University is not for everyone
One of the best things about life is that everyone takes a different path. Obvious necessities aside, like food, health and general education, the world is and should be our own oyster; full of twists, turns, relationships, travel and experiences.
The news that university placements in NSW and ACT have gone up so much in the 15 per cent in three years will be music to some people’s ears. Everyone has the right to further their education and become the person they want to be.
But university is not for everybody.
Suitability for university should be the first consideration. Not everyone should or needs to go to university. This often applies to overly practical or creative people, who find it hard to get much out of listening to lectures, doing a stack of reading and turning up every week.
Some of the most interesting people I know do not have a tertiary education. Or if they did get one, they studied much later in life. They spent their formative years working, starting a business or travelling and working their way around the world in various different jobs. Others found someone pretty special and settled down straight away.
Age is another. It can take time to figure out what your vocation in life is and for many people that will not be discovered while you’re stuck in a lecture theatre bored out of your mind. You need to be out in the world, doing stuff you’re interested in. Or doing something you don’t love that will in turn, lead you to something you do.
Not all jobs need a tertiary education. Modern careers are such that not everything has to be so cut and dry, with the obvious exceptions of things like medicine and some of the sciences. Many of today’s jobs are created through a combination of experiences in lots of different sectors, and in lots of different roles.
Expense is another limiting factor. University costs money and lots of it. Even if you defer your payments there is the daily outlay for books and equipment. This means you also end up having to work as well. A balancing act that some people find pretty hard to manage. Working part time means you miss out on a lot of stuff your other friends working fulltime have.

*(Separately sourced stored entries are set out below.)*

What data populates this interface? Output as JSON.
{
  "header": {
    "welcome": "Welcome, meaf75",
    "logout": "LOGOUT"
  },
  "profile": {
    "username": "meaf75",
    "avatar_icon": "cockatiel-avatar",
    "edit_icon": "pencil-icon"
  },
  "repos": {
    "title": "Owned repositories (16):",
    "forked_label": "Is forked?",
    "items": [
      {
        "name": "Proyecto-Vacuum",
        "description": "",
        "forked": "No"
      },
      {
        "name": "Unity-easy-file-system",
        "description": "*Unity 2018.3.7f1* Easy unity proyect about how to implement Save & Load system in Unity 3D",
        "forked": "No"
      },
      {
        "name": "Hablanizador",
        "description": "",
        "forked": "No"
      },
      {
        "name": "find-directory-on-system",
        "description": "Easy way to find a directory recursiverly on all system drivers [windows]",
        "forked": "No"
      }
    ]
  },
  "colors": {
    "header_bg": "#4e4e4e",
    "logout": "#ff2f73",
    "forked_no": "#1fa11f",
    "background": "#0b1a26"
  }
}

Then there’s the cost of living. Lots of people end up moving out when they go to university because they live in regional areas or just because it’s easier. Especially as most people end up having to find part-time work near enough to uni so they can fit it all in.
More does not always equal better. Excess spaces at university also mean a decline in entrance scores - effectively enabling people access to courses they otherwise would be deemed un-suitable for and an overall, lower standard of graduate in the long term.
Not to mention reduced enjoyment factor for the students themselves. There is nothing worse than feeling like you’re drowning in a course that you have no hope of understanding.